医院三楼的病房里,玄极谢过护士后就关上了门。床上躺着个小小的身影,蜷缩在被子里呼吸浅浅起伏。玄极拉过凳子坐在床边有些忧心的看着病床上脸色苍白的小丫头。
小丫头睡着时都皱着眉,紧闭双眼满脸不安。玄极原本深邃犀利的五官顿时柔和了几分。他抬起手探向小孩的眉心企图揉平紧皱的眉头,却在即将触到时骤然停住了指尖。
然后该怎么办。玄极有点苦恼。这会吵醒她的。
这边刚苦恼着,那边的嘈杂声就骤然四起。玄极迅速到窗户边查看情况,发现楼下的院子里有人开了几辆车停在院子里,似乎是准备搜查医院找人。
玄极看见一个人身上的标志有些疑惑西大区人员此次行动的目的,恰在此时电话响了。玄极接通后尚未开口对面一个清冷的声音就有些焦急的抢过了话头:“你跑去西大区了?”
玄极脸色顿时变了:“你调动了西区的人?”说完不等对面再多一句便心有答案挂了电话,转身抱起小孩往后边的楼道冲去,随后从窗口顺着水管道落到地面,从无人把守的后院逃了出去。
玄极决定带她去花家酒家。
花家酒家的老板是个任性的女老板,这天气她看不顺眼,遂锁了旅馆大门恕不开张,一个人在后院的双层小楼里悠哉至极。放着两层楼不住偏要住地下负一层,满地厚实的地毯,还有一个贴墙的大壁炉,火烧起来整个屋子暖和多了。
花灯刚敷上面膜打算看个电影好好欣赏一下小鲜肉,门就响了。
“瞎了眼的,没看见牌子啊!”花灯翻了个白眼,不想搭理。但她过了几秒才反应过来这敲的是后门不是前大门啊。

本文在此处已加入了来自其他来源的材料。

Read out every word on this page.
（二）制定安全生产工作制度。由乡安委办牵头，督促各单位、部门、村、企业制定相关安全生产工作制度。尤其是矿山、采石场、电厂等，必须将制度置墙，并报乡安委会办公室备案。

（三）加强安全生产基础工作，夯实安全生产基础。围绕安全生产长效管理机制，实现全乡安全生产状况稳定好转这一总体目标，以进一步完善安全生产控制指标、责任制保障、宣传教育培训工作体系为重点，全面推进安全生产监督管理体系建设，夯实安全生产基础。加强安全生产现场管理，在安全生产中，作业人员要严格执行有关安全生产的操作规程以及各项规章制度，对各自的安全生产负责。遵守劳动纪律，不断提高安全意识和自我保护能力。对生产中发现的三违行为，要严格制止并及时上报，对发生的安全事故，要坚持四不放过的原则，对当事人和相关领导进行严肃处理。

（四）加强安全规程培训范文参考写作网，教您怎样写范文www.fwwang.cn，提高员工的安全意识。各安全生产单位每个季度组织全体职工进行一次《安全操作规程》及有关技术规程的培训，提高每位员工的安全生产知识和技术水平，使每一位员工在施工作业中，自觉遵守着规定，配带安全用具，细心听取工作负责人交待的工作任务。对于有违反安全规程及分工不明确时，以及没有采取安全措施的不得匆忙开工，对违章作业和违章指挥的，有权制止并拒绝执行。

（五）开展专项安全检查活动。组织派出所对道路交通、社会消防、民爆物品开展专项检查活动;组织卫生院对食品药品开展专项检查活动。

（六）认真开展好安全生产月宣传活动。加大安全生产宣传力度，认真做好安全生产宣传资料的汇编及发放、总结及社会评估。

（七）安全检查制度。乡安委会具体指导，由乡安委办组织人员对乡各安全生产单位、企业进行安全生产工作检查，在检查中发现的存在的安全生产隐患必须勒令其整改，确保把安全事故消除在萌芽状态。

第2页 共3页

花灯不得不扯下面膜,黑着脸冲向后院,开门冷冷的说:“姓玄的,你已经欠我一盒面膜了。”
玄极沉默一秒,将怀里的孩子怼进花灯手里。
花灯一脸疑惑:“这什么……喔?!”她把挑起的布料放下去,抬头看向四周确认着什么。
“放心吧,没人跟过来。”
“这孩子哪来的?”花灯把玄极拉进院子锁好门就往屋子里推。玄极边往屋里走边试图接过她手里的小孩,几次未果后就放弃了。
灯花抱紧小丫头:“这谁家孩子,你生的?”“不是。”
花灯顿时大惊失色:“你偷的?那不能啊违法乱纪不可行啊你不能知法犯法。”
“也没有。”玄极有些哭笑不得了,“你看她像谁?”
花灯又偷瞄一眼。小丫头眉宇间某些有点像故人的神姿令花灯愣了一下,心底的答案呼之欲出。
花灯求证似的看向玄极。
“他托给我了。”玄极揉揉熟睡的孩子的头轻声说道。
冬至,十一月中。终藏之气至此而极也。
直到很多年后偶尔想起,玄极依旧清晰的记得那年的冬至是他过往的漫长岁月中最在意的时节。